2004-Mar-22, 05:52 PM
Are there any theories that suggest that Venus may have undergone a large primordial impact similar to the impact Earth suffered that resulted in the creation of our Moon? I wonder if there is any even remote possibility that Mercury could be the other half of that impact.

Some have speculated that the Cytherian retrograde rotation may be due to an impact. I think it is unlikely that Mercury was the result.

ToSeek
2004-Mar-22, 06:06 PM
That's astronomer Tom Van Flandern (http://www.metaresearch.org/home.asp)'s claim (that Mercury is a former moon of Venus), but he also thinks that Mars is the former moon of a planet that exploded, that planets emerge from their stars by fission and in pairs, that gravity travels at infinite speed, and that the Face on Mars was created by an alien civilization.

tofu
2004-Mar-22, 06:16 PM
lol ToSeek. OK So I guess I should just drop it. But, given Venus' retrograde rotation it's clear that it was subject to a large impact. It could be that the two proto-planet's merged to form present day Venus. Or maybe the resulting material didn't remain in orbit to form a moon and instead ended up on the surfaces of other planets or as asteroids throughout the solar system.

aurora
2004-Mar-22, 08:35 PM
lol ToSeek. OK So I guess I should just drop it. But, given Venus' retrograde rotation it's clear that it was subject to a large impact. It could be that the two proto-planet's merged to form present day Venus. Or maybe the resulting material didn't remain in orbit to form a moon and instead ended up on the surfaces of other planets or as asteroids throughout the solar system.

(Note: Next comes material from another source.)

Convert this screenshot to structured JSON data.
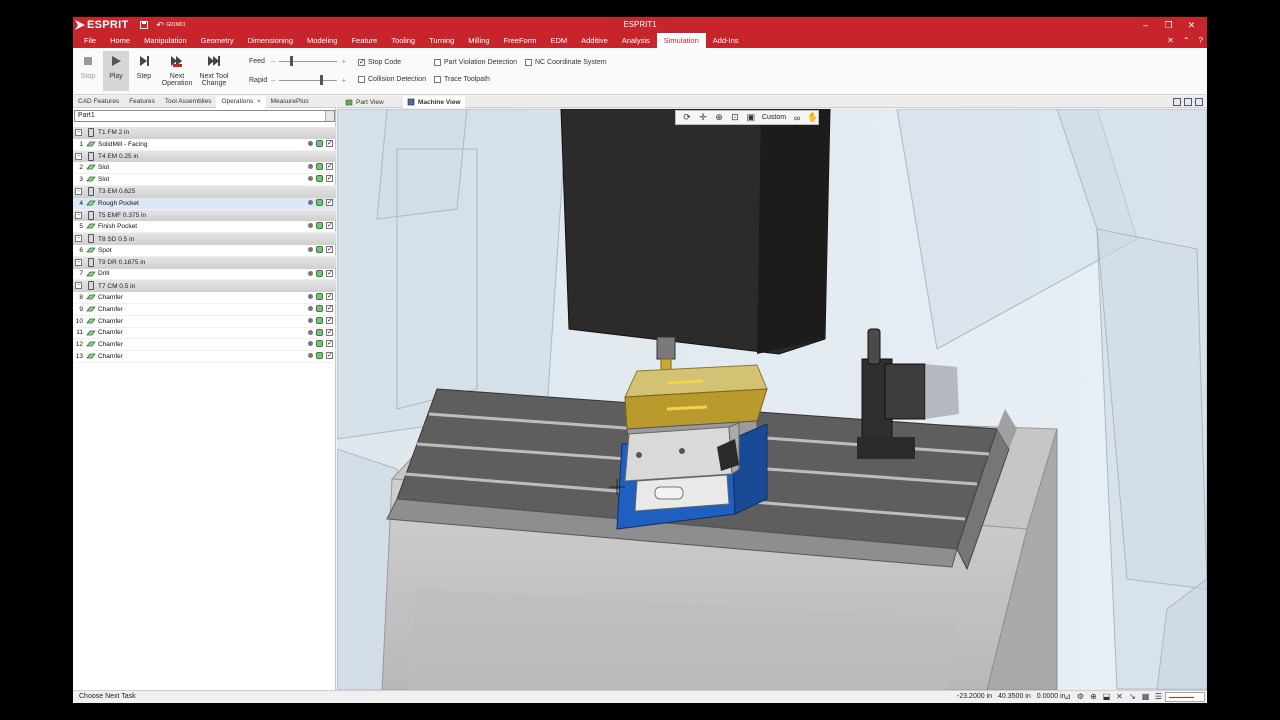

I did see a paper awhile back that modeled Venus, and determined that regardless of what it's original rotational speed, it would always end up in one of two configurations. One of which is the rotation that it currently has. So I don't think it is a given that there was a major collision.

I do not remember which journal had the paper, I probably read a summary of it in one of the monthlys (Mercury perhaps, or S&T) last fall.